Sous le regard insistant de la communauté internationale, notamment de Washington, le chef de la Primature a rencontré, lundi 23 mars 2026, les responsables du processus électoral afin de discuter du budget et des mécanismes de financement du scrutin prévu cette année. La ministre du Plan et de la Coopération externe, Sandra Paulemon, ainsi que plusieurs hauts responsables gouvernementaux ont pris part à cette réunion.
Autour de la table figuraient également le Conseil électoral provisoire (CEP), le Programme des Nations unies pour le développement (PNUD), l’UNOPS et l’Organisation des États américains (OEA). Les discussions ont porté sur la mobilisation des ressources financières et la coordination des actions nécessaires pour garantir l’organisation du vote dans le cadre de la transition en cours.

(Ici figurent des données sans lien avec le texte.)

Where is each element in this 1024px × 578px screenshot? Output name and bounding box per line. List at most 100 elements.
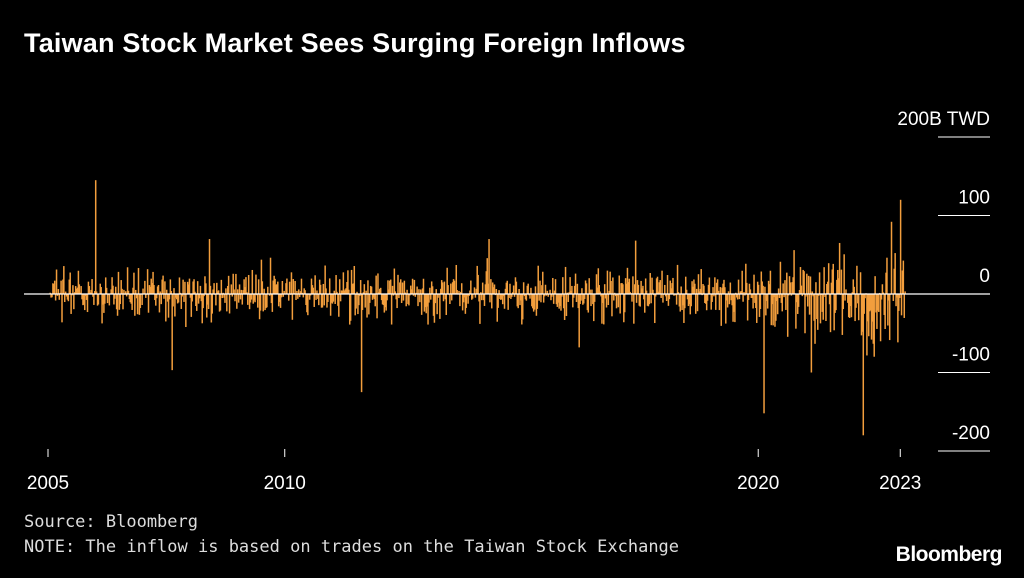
inflow-bar [503,294,506,309]
inflow-bar [758,294,761,317]
inflow-bar [814,294,816,344]
inflow-bar [898,294,900,311]
inflow-bar [854,294,856,322]
inflow-bar [216,282,218,294]
inflow-bar [282,294,285,297]
inflow-bar [364,294,366,308]
inflow-bar [617,294,620,308]
inflow-bar [220,279,223,294]
inflow-bar [331,294,334,304]
inflow-bar [642,285,644,294]
inflow-bar [830,282,833,294]
inflow-bar [648,294,651,305]
inflow-bar [320,294,323,308]
inflow-bar [875,294,877,313]
inflow-bar [144,280,146,294]
inflow-bar [780,294,783,303]
inflow-bar [714,277,716,294]
inflow-bar [862,294,865,436]
inflow-bar [512,285,515,294]
x-tick-label: 2020 [737,473,779,494]
inflow-bar [451,282,454,294]
inflow-bar [196,294,198,311]
inflow-bar [405,294,407,307]
inflow-bar [897,294,899,343]
inflow-bar [338,279,341,294]
inflow-bar [263,288,265,294]
inflow-bar [348,289,350,294]
inflow-bar [223,294,225,298]
inflow-bar [837,278,840,294]
inflow-bar [616,294,619,296]
inflow-bar [817,294,819,330]
inflow-bar [486,258,488,294]
inflow-bar [216,291,219,294]
inflow-bar [898,294,901,298]
inflow-bar [246,292,248,294]
inflow-bar [155,294,157,306]
inflow-bar [411,278,414,294]
inflow-bar [470,280,472,294]
inflow-bar [651,277,653,294]
inflow-bar [664,284,666,294]
inflow-bar [70,294,72,314]
inflow-bar [597,268,600,294]
inflow-bar [626,267,629,294]
inflow-bar [433,294,436,323]
inflow-bar [310,278,313,294]
inflow-bar [180,294,183,309]
inflow-bar [159,291,162,294]
inflow-bar [407,294,409,305]
chart-title: Taiwan Stock Market Sees Surging Foreign… [24,28,686,58]
inflow-bar [383,294,386,313]
inflow-bar [895,294,897,307]
inflow-bar [116,294,119,316]
inflow-bar [781,294,783,312]
inflow-bar [745,263,747,294]
inflow-bar [275,284,277,294]
inflow-bar [799,267,802,294]
y-tick-label: 200B TWD [897,109,990,130]
inflow-bar [66,294,69,300]
inflow-bar [261,281,264,294]
inflow-bar [84,294,86,311]
inflow-bar [326,294,328,308]
inflow-bar [224,294,226,303]
inflow-bar [598,285,600,294]
inflow-bar [126,267,129,294]
inflow-bar [64,291,67,294]
inflow-bar [693,279,695,294]
inflow-bar [654,294,657,297]
inflow-bar [605,294,608,308]
inflow-bar [580,294,582,301]
inflow-bar [789,282,792,294]
inflow-bar [105,287,108,294]
inflow-bar [117,271,120,294]
inflow-bar [712,287,714,294]
inflow-bar [403,280,406,294]
inflow-bar [363,284,366,294]
inflow-bar [664,294,667,297]
inflow-bar [375,275,377,294]
inflow-bar [360,294,363,393]
inflow-bar [335,275,337,294]
inflow-bar [717,290,720,294]
inflow-bar [334,294,336,304]
inflow-bar [825,294,827,321]
inflow-bar [505,282,508,294]
inflow-bar [314,275,316,294]
inflow-bar [802,269,804,294]
inflow-bar [836,279,838,294]
inflow-bar [353,265,356,294]
inflow-bar [242,290,244,294]
inflow-bar [355,294,357,309]
inflow-bar [620,283,622,294]
inflow-bar [344,289,346,294]
inflow-bar [410,289,413,294]
inflow-bar [401,282,404,294]
inflow-bar [196,281,199,294]
inflow-bar [516,294,519,307]
inflow-bar [641,288,643,294]
inflow-bar [75,288,78,294]
inflow-bar [803,271,805,294]
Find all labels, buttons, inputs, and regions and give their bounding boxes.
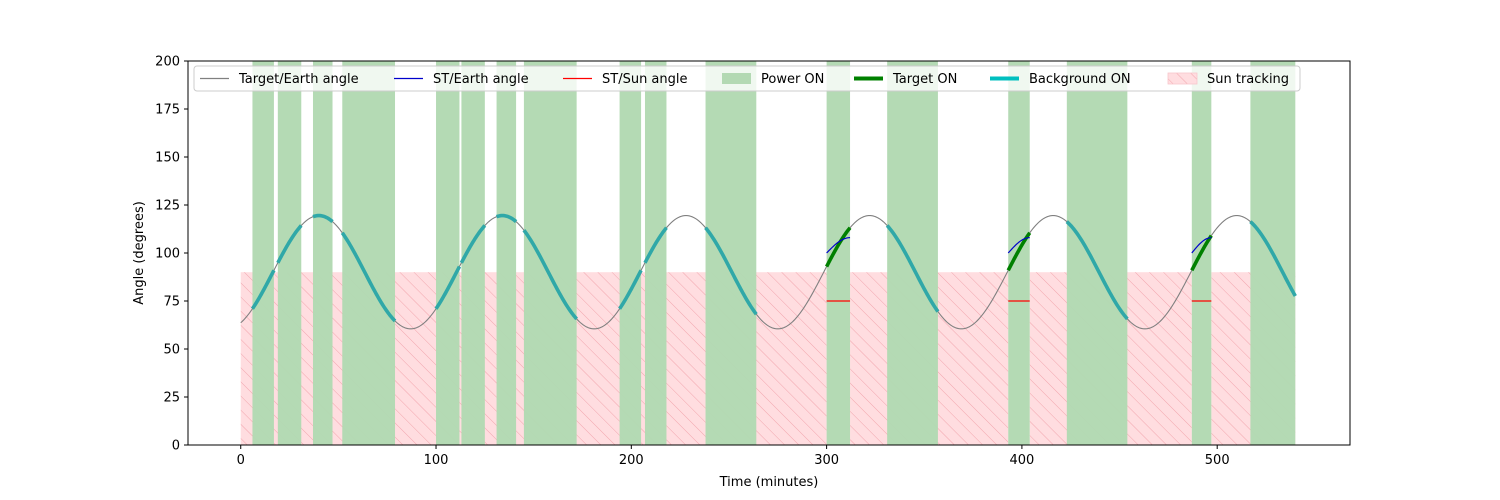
y-tick-label: 50 [163, 343, 180, 358]
background-on-segment [1249, 220, 1297, 297]
background-on-segment [459, 224, 487, 264]
y-tick-label: 125 [155, 199, 180, 214]
legend-label: Sun tracking [1207, 72, 1289, 87]
background-on-segment [522, 229, 578, 321]
power-on-band [312, 61, 333, 445]
x-tick-label: 400 [1009, 453, 1034, 468]
power-on-band [619, 61, 642, 445]
background-on-segment [885, 224, 940, 313]
legend-label: Target/Earth angle [238, 72, 359, 87]
st-earth-angle-segment [1007, 237, 1030, 254]
legend-item: Background ON [990, 72, 1131, 87]
axes: 0 100 200 300 400 500 0 25 50 75 100 125 150 175 200 [155, 55, 1229, 469]
y-tick-label: 75 [163, 295, 180, 310]
sun-tracking-regions [240, 272, 1296, 445]
y-axis-label: Angle (degrees) [132, 201, 147, 305]
legend-item: ST/Sun angle [563, 72, 688, 87]
legend-item: ST/Earth angle [394, 72, 529, 87]
legend-label: ST/Earth angle [433, 72, 529, 87]
legend-swatch [722, 73, 751, 84]
power-on-band [826, 61, 851, 445]
y-tick-label: 200 [155, 55, 180, 70]
legend-item: Sun tracking [1167, 72, 1289, 87]
power-on-band [436, 61, 460, 445]
background-on-segment [618, 269, 643, 310]
y-tick-label: 175 [155, 103, 180, 118]
legend-label: Target ON [892, 72, 957, 87]
power-on-band [461, 61, 485, 445]
legend-item: Power ON [722, 72, 824, 87]
power-on-band [252, 61, 274, 445]
legend-label: Background ON [1029, 72, 1131, 87]
background-on-segment [643, 226, 668, 264]
y-tick-label: 0 [172, 439, 180, 454]
power-on-band [705, 61, 757, 445]
st-earth-angle-segment [1191, 237, 1212, 254]
y-tick-label: 150 [155, 151, 180, 166]
y-tick-label: 100 [155, 247, 180, 262]
target-on-segment [1190, 234, 1213, 272]
st-earth-angle-segment [826, 237, 851, 254]
x-tick-label: 300 [814, 453, 839, 468]
background-on-segment [434, 265, 462, 310]
target-on-segment [825, 226, 852, 268]
background-on-segment [340, 231, 397, 323]
background-on-segment [1065, 220, 1129, 321]
legend-label: Power ON [761, 72, 824, 87]
background-on-segment [250, 269, 276, 310]
background-on-segment [495, 213, 518, 224]
legend: Target/Earth angle ST/Earth angle ST/Sun a… [193, 65, 1301, 92]
x-tick-label: 0 [237, 453, 245, 468]
legend-item: Target/Earth angle [200, 72, 359, 87]
legend-item: Target ON [854, 72, 957, 87]
legend-swatch [1167, 72, 1198, 85]
power-on-band [342, 61, 396, 445]
background-on-segment [704, 226, 758, 316]
background-on-segment [276, 224, 303, 264]
legend-label: ST/Sun angle [602, 72, 688, 87]
x-tick-label: 200 [619, 453, 644, 468]
series-lines [240, 213, 1297, 330]
x-axis-label: Time (minutes) [719, 475, 819, 490]
power-on-band [1066, 61, 1128, 445]
y-tick-label: 25 [163, 391, 180, 406]
power-on-band [496, 61, 517, 445]
x-tick-label: 500 [1205, 453, 1230, 468]
power-on-band [887, 61, 938, 445]
power-on-band [644, 61, 667, 445]
power-on-band [523, 61, 577, 445]
x-tick-label: 100 [424, 453, 449, 468]
power-on-band [277, 61, 302, 445]
background-on-segment [312, 213, 334, 224]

Quoique les signaux d’incertitude généralisée envoyés aux acteurs politiques persistent, Alix Didier Fils-Aimé, malgré lui, martèle sa détermination à tenir les élections, conformément au calendrier de 2026 annoncé [NDLR]. Une promesse aux allures de pari politique risqué, destinée à calmer les partenaires internationaux, mais qui continue d’alimenter le scepticisme et les tensions au sein d’une opinion publique de plus en plus méfiante.